Framing child sexual abuse and exploitation online as a form of human trafficking: opportunities, challenges, and implications

International Justice Mission, WeProtect Global Alliance – Briefing

September 1, 2021

Expert Roundtable Outcomes Briefing, Hosted on 29th June 2021 by WeProtect Global Alliance and International Justice Mission’s Center to End Online Sexual Exploitation of Children. The event was affiliated to the Together to #ENDViolence Solutions Summit Series.

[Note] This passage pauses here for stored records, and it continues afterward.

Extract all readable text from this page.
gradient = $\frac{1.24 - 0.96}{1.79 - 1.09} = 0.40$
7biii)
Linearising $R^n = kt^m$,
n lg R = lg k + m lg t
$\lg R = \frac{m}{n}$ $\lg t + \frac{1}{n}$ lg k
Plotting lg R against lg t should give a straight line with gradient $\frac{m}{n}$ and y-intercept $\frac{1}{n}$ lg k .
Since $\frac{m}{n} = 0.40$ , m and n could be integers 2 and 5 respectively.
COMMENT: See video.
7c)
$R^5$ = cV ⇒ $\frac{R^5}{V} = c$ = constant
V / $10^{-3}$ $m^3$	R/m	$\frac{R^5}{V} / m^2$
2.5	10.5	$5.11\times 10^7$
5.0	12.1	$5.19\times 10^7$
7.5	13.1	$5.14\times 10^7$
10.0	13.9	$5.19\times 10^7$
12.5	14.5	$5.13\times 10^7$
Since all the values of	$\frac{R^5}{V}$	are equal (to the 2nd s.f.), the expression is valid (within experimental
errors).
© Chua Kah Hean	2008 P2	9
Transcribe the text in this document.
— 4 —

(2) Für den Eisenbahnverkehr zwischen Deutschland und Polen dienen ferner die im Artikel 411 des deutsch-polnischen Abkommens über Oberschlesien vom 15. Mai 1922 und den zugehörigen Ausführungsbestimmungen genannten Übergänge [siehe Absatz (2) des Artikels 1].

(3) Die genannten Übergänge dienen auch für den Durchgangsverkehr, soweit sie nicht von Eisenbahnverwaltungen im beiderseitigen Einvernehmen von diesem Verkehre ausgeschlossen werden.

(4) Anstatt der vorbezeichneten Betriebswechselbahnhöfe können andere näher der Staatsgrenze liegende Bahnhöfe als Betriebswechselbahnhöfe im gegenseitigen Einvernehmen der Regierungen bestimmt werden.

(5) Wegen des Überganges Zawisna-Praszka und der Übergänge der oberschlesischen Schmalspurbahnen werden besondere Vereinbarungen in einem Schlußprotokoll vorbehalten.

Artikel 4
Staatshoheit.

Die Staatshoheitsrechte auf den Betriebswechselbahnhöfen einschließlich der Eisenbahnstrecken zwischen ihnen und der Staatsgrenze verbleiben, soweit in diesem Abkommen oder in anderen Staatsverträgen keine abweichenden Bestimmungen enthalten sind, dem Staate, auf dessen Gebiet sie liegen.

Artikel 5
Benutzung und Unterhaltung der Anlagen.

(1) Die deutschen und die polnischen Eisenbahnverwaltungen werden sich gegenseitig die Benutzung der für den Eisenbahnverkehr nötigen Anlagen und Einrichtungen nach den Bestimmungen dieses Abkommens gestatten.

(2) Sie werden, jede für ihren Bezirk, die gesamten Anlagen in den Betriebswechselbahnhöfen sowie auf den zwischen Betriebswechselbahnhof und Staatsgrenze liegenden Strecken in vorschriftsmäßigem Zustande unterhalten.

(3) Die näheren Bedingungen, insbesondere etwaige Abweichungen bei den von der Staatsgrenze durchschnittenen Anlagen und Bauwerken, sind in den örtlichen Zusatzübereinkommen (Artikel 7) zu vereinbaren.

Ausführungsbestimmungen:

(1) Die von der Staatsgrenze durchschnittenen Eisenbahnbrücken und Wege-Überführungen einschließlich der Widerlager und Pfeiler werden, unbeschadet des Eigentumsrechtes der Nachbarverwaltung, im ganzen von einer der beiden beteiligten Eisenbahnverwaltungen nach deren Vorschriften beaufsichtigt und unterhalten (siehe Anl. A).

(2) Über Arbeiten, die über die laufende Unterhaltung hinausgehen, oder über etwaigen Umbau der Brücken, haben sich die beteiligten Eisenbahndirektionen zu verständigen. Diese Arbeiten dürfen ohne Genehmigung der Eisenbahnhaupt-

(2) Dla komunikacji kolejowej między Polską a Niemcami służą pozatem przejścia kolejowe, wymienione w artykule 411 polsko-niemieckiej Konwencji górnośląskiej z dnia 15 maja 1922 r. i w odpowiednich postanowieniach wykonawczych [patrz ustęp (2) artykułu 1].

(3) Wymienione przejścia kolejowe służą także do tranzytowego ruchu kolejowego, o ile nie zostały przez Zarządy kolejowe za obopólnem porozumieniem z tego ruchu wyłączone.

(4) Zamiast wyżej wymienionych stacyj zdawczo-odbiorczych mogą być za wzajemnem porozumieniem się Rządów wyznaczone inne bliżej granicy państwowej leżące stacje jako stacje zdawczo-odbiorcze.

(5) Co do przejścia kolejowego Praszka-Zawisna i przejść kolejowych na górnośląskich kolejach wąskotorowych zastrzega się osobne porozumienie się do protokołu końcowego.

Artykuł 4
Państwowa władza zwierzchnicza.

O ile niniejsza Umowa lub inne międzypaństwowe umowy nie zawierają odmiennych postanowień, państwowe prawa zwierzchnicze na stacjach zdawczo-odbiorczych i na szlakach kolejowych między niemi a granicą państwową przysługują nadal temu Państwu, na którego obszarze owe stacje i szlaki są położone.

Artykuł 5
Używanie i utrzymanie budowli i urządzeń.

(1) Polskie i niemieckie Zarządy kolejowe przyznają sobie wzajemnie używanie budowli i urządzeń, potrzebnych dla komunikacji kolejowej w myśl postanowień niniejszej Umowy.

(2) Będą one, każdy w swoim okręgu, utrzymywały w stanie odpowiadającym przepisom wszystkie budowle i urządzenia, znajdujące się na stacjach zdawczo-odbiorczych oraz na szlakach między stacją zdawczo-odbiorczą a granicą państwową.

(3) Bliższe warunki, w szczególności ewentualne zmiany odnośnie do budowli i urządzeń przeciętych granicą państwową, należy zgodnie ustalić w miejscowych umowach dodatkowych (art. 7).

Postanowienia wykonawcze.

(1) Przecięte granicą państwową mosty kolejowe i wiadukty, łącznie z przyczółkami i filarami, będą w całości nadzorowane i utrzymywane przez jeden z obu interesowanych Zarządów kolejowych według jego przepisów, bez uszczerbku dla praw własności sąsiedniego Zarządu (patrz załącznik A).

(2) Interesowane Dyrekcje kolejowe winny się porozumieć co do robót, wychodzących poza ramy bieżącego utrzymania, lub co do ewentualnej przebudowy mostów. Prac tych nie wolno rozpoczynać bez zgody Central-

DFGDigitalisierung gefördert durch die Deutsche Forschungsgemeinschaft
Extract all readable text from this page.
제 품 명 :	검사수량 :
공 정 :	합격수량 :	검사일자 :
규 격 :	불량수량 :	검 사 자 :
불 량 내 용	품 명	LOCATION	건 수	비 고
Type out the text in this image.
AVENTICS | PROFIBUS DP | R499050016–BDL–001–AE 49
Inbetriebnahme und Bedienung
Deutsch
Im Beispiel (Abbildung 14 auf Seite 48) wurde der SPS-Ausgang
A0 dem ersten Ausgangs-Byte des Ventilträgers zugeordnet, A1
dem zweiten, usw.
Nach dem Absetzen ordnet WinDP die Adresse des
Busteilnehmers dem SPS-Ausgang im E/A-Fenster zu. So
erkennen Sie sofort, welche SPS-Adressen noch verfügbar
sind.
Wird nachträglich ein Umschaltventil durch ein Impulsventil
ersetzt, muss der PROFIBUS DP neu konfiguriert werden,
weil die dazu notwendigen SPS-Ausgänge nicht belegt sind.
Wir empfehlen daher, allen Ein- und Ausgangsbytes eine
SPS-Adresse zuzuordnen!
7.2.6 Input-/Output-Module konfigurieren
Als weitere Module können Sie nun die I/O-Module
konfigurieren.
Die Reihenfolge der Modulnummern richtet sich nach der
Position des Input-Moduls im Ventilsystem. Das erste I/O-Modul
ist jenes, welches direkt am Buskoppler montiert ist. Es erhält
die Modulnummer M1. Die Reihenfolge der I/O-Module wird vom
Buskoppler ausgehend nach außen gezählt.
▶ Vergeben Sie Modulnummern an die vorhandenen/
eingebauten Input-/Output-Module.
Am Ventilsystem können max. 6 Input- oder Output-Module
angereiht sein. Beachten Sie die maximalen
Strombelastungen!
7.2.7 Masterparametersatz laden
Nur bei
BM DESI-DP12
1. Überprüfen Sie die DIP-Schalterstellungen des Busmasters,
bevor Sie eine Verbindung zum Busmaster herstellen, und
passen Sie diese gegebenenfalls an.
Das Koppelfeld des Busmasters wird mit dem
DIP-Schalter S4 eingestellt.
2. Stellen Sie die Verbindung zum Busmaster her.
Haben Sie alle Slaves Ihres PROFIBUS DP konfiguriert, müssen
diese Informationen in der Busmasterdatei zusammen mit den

A group of experts was brought together for a virtual roundtable to better understand how child trafficking for sexual purposes and child sexual exploitation and abuse online overlap; and to explore the opportunities, challenges, and implications of framing some online exploitation crimes as a form of trafficking.

Mapping the way forward

The fast-changing pace of technology across the world presents challenges for those interpreting laws and trying to prevent the exploitation and abuse of children in a digital age. How this issue is framed and defined will have important consequences for children and their protection. Therefore, it is vital that further work is done to better understand the evolving nature of online- facilitated exploitation, abuse and trafficking – and the implications for law, policy and practice. Based on the evidence and the roundtable discussion, WeProtect Global Alliance makes the following key recommendations:

  1. Improved legal clarity: Legal and policy reform should be explored to help improve legal clarity in cases of child trafficking and wider offences of child sexual exploitation and abuse that have an online element.
  2. Conduct further research and data to scope the specific gaps, challenges, and good practices referenced at the event: A review of current practice and legislation relating to child trafficking and child sexual exploitation and abuse online, which includes an analysis of restitution, compensation, sentencing and victim support, could provide better data at country level on what works best for children in terms of protection, prevention and justice against sexual offences and trafficking.
  3. Strengthen child protection systems: A child protection response that puts the child’s best interests first is the most important element when a sexual crime has been committed against a child. Improved resourcing of the systems can ensure an improved multi-agency response to child victims of online sexual offences and trafficking.
  4. Increase priority and funding: More political will and resourcing is required to raise the profile of child sexual exploitation and abuse online and to generate the funding necessary to tackle it, including training law enforcement on preserving and presenting evidence in cases with a cyber element.